Alzheimer’s affects about 44 million people worldwide, and robs people of their memories and ability to care for themselves. There hasn’t been a new drug for alleviating symptoms in more than a decade, and there are no medicines proven to slow the condition.
Merck’s drug and others target a plaque, called amyloid, thought to be a cause of the disease. While more such treatments are in development from companies including Biogen Inc. and Roche Holding AG, many researchers now believe that administering drugs after amyloid has built up in the brain may be too late.
Indianapolis-based Lilly's failed drug, solanezumab, took a similar amyloid-blocking approach.
“There is mounting evidence—of which this is another piece—that removing amyloid once people have established dementia is closing the barn door after the cows have left,” Knopman said.
Potential flaws
It’s possible that patients in the study were getting the drug too far along in their disease to help. Verubecestat and similar drugs, called BACE inhibitors, operate before the amyloid has formed into plaques. In the Merck study, however, the patients with mild-to-moderate disease would already have buildup.

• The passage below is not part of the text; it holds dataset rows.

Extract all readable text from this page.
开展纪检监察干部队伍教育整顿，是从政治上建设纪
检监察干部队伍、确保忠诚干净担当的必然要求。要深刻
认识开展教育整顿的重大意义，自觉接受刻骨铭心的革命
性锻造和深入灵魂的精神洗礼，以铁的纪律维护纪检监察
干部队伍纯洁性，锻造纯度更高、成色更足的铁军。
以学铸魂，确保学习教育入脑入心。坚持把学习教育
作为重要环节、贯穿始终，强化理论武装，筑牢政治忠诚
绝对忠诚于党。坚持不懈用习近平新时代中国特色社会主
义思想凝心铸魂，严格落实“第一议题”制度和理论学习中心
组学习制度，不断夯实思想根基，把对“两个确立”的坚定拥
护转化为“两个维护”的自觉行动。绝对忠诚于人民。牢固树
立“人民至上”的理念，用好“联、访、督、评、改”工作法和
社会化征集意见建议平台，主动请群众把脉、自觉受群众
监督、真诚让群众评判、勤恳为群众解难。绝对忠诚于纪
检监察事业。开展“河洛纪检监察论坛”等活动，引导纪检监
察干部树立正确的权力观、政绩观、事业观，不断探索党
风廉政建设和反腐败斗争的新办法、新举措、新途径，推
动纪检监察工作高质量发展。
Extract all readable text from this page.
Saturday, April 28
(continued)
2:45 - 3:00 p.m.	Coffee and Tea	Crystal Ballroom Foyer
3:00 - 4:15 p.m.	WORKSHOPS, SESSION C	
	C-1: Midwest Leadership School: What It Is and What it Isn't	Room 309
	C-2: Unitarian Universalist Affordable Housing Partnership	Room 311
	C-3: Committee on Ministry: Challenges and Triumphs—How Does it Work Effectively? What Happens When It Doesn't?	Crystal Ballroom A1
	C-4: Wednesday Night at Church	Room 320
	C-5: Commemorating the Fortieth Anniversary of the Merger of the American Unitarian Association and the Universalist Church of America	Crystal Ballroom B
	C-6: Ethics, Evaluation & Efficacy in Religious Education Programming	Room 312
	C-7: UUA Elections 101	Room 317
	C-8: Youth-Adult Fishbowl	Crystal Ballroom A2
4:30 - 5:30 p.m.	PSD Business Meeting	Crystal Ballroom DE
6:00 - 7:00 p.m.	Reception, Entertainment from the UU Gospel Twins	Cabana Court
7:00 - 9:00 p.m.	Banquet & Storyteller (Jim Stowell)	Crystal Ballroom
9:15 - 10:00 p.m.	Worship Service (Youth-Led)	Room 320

“You need to go in at the very earliest stage of disease to show the kind of improvement we are hoping for,” said James Hendrix, director of global science initiatives at the Alzheimer’s Association. “BACE isn’t going to do anything about the plaques that are already there. Maybe if you can go in before there is a lot of plaque buildup in the brain, that’s where you will have the most benefit.”
It’s also possible that the drug was too weak, or that not enough of Merck’s drug was making it into the brain, Knopman said. Previous studies have shown that the drug does have a powerful impact on amyloid levels, though doctors and others in the industry will have to wait for more details of the trial to draw any conclusions, he said.
Investor expectations
While investors’ expectations for the study known as Epoch were low, analysts estimated the drug would hit peak sales of about $1.3 billion in 2024, said Mark Schoenebaum, an analyst at Evercore ISI in New York. Patients weren’t given imaging tests to ensure they had plaque buildup from Alzheimer’s disease before they started the trial, an issue that has caused problems in rival studies, he said.
“While it remains possible that BACE inhibition may still have a place in Alzheimer’s disease treatment, the failure of this study for futility will dampen investor enthusiasm for the mechanism,” Schoenebaum said.